The platform is expected to roll out shortly and is expected to be timed to release alongside the IAB’s Newfronts conference, which kicks off in New York on May 1, said multiple agency executives interviewed by Digiday.
A buyer at an agency, who wished to remain anonymous, said the platform is launching a self-serve option “at least for Snap ads,” soon. Snap ads are full-screen vertical videos that brands can run on Snapchat between users’ curated stories or on the Discover section, or both.
“It has been difficult to activate Snapchat quickly and efficiently, mainly because it still lacks that self-serve advertising option outside of on-demand geofilters,” said Tom Buontempo, president at Attention, KBS’s social media arm.
From 2015 until October last year, buyers could only purchase Snap ads via a managed service, which was basically an insertion order sent to a Snapchat ads partner who would manage and execute the buy. An update in January, however, let media buyers license partner technology and manage those buys in-house. A native self-serve tool offered by Snapchat akin to the one it has for geofilters will be the next step in this evolution.
“A version of the self-serve platform already exists, but you still have to go through a third party, which charges more fees and is restrictive,” the anonymous executive said. “Snapchat’s own native tool would reduce friction since we would no longer have to go through a partner.”
Snapchat’s self-serve platform for Snap ads comes on the heels of the company launching a new self-serve platform for sponsored geofilters in late December, which allows brands and businesses to purchase long-running geofilters over their selected areas by making an annual commitment. The move also comes as advertisers and agencies are pushing back on other platforms, seeking more control and leverage. Snapchat declined to comment for this story.
These changes also come at a particularly important juncture: when the company is seeking to justify its $20 billion-plus valuation after going public. It must also continue to attract a growing roster of advertisers and advertising dollars at a time when Instagram is more aggressively than ever encroaching on its territory. The minimum spend for snap ads used to be $1,000 a day, according to one exec, but just like the self-serve platform for geofilters, the platform for Snap ads is also unlikely to have a minimum spend.
According to Jill Sherman, head of social media lead at DigitasLBi, agencies have been pushing for a self-service tool for a long time, because going through its API partners — who often come with markups — is not always ideal.

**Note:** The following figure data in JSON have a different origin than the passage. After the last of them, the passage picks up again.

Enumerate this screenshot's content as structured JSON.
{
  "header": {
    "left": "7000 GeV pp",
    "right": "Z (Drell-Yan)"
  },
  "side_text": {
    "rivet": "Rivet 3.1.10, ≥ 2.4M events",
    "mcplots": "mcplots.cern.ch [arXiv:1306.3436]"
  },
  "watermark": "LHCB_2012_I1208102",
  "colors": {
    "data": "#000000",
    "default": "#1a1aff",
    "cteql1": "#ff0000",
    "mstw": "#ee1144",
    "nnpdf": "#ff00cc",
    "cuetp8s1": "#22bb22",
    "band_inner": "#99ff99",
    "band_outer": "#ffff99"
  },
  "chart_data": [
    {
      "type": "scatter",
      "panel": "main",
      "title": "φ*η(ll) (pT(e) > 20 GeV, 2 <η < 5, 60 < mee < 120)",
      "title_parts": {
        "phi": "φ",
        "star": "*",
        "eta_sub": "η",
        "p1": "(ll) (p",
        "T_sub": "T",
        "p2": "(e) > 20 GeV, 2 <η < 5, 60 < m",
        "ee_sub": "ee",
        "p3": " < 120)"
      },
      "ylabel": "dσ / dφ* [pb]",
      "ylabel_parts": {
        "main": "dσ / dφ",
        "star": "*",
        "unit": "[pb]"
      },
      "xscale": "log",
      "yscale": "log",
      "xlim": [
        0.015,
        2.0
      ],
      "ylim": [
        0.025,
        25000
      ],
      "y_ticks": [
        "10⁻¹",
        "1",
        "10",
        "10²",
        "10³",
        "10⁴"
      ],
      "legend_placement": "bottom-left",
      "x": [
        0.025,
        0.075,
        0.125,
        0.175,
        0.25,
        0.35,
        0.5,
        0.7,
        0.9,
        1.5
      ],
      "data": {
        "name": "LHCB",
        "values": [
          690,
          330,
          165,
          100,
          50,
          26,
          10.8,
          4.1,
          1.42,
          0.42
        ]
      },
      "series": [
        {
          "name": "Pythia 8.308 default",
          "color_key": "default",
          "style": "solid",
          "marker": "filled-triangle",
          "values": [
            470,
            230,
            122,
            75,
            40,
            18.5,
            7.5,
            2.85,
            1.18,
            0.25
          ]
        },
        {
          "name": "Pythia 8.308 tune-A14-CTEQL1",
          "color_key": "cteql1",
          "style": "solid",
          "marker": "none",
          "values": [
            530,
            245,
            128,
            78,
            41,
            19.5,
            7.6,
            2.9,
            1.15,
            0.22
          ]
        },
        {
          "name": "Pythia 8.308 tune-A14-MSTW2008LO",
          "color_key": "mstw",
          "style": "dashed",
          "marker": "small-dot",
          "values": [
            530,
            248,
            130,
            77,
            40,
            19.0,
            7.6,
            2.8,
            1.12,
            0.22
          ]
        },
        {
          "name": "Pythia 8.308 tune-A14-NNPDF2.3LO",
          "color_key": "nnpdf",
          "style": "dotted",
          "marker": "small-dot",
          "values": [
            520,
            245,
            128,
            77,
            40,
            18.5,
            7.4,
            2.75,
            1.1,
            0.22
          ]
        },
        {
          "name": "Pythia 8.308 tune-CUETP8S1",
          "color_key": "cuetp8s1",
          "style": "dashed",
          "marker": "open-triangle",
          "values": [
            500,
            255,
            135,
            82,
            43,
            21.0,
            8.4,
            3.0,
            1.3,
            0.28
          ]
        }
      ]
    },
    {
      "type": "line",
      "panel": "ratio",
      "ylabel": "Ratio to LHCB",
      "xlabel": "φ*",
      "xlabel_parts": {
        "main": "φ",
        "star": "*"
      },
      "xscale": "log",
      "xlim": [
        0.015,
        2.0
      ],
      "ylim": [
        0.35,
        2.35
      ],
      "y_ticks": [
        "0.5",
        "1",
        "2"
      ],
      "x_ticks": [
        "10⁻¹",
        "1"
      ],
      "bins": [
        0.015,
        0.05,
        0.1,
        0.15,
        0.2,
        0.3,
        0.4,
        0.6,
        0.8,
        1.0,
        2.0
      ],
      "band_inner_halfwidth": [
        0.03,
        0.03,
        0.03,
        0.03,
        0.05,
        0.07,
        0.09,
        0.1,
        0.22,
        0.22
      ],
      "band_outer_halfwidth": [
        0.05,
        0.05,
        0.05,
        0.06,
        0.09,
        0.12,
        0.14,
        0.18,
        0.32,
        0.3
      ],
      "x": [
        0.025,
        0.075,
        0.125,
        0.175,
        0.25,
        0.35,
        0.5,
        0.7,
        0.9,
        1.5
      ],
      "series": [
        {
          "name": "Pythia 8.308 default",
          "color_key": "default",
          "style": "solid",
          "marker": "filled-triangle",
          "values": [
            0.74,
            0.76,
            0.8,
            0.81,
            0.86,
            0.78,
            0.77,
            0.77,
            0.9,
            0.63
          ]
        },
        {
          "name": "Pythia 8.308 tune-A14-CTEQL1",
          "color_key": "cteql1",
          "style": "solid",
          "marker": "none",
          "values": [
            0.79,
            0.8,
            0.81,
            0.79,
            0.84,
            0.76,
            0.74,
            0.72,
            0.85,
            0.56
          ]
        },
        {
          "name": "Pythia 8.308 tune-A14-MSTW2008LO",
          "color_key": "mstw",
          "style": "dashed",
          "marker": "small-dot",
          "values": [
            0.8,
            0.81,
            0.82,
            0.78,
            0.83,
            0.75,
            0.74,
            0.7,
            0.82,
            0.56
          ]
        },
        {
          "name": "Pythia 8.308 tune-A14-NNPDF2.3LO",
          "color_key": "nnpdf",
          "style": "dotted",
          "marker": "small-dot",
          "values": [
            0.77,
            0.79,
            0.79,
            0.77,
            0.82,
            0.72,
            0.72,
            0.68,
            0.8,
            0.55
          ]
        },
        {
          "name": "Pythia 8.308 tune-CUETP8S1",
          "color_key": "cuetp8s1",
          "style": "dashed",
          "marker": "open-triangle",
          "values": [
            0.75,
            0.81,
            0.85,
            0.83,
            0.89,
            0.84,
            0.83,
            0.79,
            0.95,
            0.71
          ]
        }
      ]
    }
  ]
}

Besides, many agencies are creating in-house self-serve teams of their own in order to execute buys with more agility and in real time.
“It’s a huge advantage,” she said. “It gives us better control and enables us to also understand performance better.”
Several moves that Snapchat has made recently point toward such a solution coming soon, said Amber Baumer, media manager at Blue Fountain Media. According to her, the recent news of the proprietary reporting dashboard and in-store conversion tracking now available for Snap ads shows that there are more features imminent. Plus, Snapchat also acquired San Francisco-based ad tech company Flite in December 2016, which is known for its tools to make compelling digital ads, like 360-degree video ads and vertical video ads.
For most executives, including Bold Worldwide CEO Brian Cristiano, the self-serve platform for Snap ads is the next crucial evolution of Snapchat, if it wants to be successful. According to him, Snapchat must be able to provide advertisers with the tools, data and results that parallel or exceed the rest of the industry.
Snapchat is aware that lack of metrics is a major reason why many brands are still hesitant to advertise on the platform. Its initial IPO paperwork in February indicated as much, saying that in the past, the platform relied on third-party analytics and it is cognizant that measurement errors could be a problem for the company. Snapchat will also report earnings in May.
Jeremy Sigel, global director of partnerships and emerging experiences at Essence, said that this move is in pursuit of such growth.
“This initiative isn’t just about catering to advertiser gripes; self-serve advertising solutions equal big dollars,” he said. “Managed services require resource and takes time. Self-serve scales up quickly and allows anyone to start advertising.”